ACE2 is a new ΔNp63α target gene. One of the main problems with SARS-CoV-2 infection is the triggering of a “cytokine storm” (26) a hyper-inflammatory state characterized by production of extremely high levels of proinflammatory cytokines that eventually leads to patient death. In order to mimic the hyper-inflammatory state in vitro, HaCaT cells were treated with LPS or the proinflammatory cytokine TNF-α, both known to stabilize ΔNp63α protein levels and to stimulate cytokine production, possibly by stabilized ΔNp63α acting on the promoter of several cytokine genes (27–29). Upon TNF-α and LPS treatments, both ΔNp63α and ACE2 expression levels were induced in dose-dependent and time-dependent manner (Fig. 3A, lower panel). The levels of IL-8, known to be overproduced in COVID-19 patients and expressed in HaCaT cells (30–31) were also increased by our treatments (Fig. 3A, upper panel), likely by stabilized ΔNp63α.

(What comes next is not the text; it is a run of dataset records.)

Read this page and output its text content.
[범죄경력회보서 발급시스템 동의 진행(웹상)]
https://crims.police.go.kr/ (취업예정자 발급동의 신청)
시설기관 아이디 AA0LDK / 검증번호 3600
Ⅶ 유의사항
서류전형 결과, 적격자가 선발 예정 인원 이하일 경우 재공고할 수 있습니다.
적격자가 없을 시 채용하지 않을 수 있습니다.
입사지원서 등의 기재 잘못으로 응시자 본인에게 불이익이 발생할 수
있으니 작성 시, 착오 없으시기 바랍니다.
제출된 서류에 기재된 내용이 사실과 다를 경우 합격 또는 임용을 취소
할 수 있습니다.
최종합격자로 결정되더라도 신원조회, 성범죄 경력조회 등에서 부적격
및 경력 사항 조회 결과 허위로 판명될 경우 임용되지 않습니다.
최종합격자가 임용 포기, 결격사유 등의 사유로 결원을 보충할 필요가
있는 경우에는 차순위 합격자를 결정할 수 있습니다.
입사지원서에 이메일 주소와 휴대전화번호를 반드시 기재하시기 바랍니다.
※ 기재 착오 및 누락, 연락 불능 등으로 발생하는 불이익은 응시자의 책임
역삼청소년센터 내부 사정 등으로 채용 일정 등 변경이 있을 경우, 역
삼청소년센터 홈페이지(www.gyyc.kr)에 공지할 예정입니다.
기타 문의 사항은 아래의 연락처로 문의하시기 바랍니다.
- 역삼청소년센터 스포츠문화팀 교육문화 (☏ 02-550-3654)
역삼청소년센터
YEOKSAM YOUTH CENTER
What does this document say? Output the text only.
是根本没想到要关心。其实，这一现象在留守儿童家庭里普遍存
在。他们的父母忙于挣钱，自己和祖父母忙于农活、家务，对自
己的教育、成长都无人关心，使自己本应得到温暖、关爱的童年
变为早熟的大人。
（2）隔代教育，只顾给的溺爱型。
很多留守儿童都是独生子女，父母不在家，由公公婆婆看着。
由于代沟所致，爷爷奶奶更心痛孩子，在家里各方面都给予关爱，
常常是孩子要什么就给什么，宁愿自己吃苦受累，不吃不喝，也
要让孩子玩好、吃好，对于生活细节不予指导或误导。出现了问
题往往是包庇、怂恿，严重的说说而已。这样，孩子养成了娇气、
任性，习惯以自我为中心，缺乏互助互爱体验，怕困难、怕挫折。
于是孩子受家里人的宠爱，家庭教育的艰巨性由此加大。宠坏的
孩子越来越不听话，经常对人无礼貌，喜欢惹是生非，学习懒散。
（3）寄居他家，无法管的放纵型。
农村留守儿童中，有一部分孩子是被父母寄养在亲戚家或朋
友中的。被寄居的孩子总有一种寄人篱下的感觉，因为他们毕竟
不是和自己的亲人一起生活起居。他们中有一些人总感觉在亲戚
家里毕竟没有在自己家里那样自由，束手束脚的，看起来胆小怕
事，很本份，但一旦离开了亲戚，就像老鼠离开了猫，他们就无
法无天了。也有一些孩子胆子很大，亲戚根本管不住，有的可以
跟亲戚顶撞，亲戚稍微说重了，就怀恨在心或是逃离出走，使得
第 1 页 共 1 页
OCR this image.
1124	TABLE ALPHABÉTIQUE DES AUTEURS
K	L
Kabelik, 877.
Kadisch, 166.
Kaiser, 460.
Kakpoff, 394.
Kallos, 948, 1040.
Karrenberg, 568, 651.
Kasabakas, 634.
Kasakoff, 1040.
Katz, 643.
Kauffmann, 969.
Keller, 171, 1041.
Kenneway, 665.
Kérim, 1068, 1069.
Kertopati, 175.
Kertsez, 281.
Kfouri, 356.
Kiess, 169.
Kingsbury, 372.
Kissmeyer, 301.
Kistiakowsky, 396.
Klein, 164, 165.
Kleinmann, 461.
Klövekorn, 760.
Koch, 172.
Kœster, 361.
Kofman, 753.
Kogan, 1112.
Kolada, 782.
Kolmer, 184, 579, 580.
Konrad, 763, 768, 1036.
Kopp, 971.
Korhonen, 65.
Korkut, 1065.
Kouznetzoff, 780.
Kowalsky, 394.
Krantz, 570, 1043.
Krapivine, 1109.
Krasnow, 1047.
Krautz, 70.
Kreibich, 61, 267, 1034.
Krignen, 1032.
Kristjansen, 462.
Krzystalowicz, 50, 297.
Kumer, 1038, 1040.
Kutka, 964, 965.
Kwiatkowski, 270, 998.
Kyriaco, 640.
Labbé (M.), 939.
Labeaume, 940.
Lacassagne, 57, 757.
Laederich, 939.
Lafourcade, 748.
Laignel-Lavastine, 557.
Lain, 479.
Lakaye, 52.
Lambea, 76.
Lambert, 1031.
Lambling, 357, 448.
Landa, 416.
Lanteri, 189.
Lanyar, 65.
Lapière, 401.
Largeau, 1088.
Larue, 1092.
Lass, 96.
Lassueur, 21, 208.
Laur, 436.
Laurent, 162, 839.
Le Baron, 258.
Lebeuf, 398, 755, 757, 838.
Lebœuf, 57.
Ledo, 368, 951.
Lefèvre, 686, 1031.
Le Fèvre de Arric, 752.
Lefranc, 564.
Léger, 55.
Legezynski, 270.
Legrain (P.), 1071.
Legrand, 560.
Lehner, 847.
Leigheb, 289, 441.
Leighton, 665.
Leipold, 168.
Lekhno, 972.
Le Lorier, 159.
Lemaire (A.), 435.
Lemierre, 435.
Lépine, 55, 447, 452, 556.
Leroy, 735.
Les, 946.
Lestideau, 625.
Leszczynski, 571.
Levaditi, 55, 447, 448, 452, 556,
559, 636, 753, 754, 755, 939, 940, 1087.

We then verified whether p53-family Responsive Elements (RE) were present in the regulatory regions of the ACE2 gene. For this purpose, we queried the p53Fam-Tag database (32) and identified one strong putative p53/p63-RE composed by three decamers in the first intron of the ACE2 gene (Fig. 3B). To evaluate the in vivo recruitment of ΔNp63α on the identified p53/p63-RE, a Chromatin ImmunoPrecipitation assay (ChIP) was performed. Cross-linked chromatin from A431 cells treated with LPS 0.5 µg/ml for 2 hrs was immunoprecipitated with anti-acetylated H4-histone or anti-p63α Abs. In the presence of LPS (i.e., 2 hrs treatment), but not in the untreated control cells, ΔNp63α was consistently recruited on the p53/p63-RE of the ACE2 gene (Fig. 3D). The increased p63 occupancy was accompanied by an increase in histone H4 acetylation (Fig. 3D) and, consistently, in ACE2 protein levels (Fig. 3C). As negative control, the exon 8 of the ACE2 gene, not containing any p53/p63-RE, was not amplified in the same samples (Fig. 3E). Taken together, these results clearly indicate that ACE2 is a new target gene of ΔNp63α.
Thalidomide weakens in vitro infection by pseudo-SARS-CoV-2. It has been reported that COVID-19 patients treated with Thal had a faster recovery in respect to untreated patients (15). From the data obtained, we hypothesized that the observed protection might be due to diminished viral re-entry due to ACE2 downmodulation upon Thal treatment as a consequence of ΔNp63α degradation. To verify this hypothesis, we pretreated A431 cells with 100 µM Thal for 24 hrs before adding, for additional 24 hrs, the pseudo-SARS-CoV-2, a GFP-expressing baculovirus pseudotyped with the SARS-CoV-2 spike protein (Fig. 4A). We found that Thal pretreatment impairs pseudoviral infection in vitro, as evidenced by reduced GFP signals in the Thal pretreated samples compared with the controls (Fig. 4B and 4C).
Altogether, these data offer a mechanistic explanation of the protective effect from severe COVID-19 observed in patients treated with Thal (15).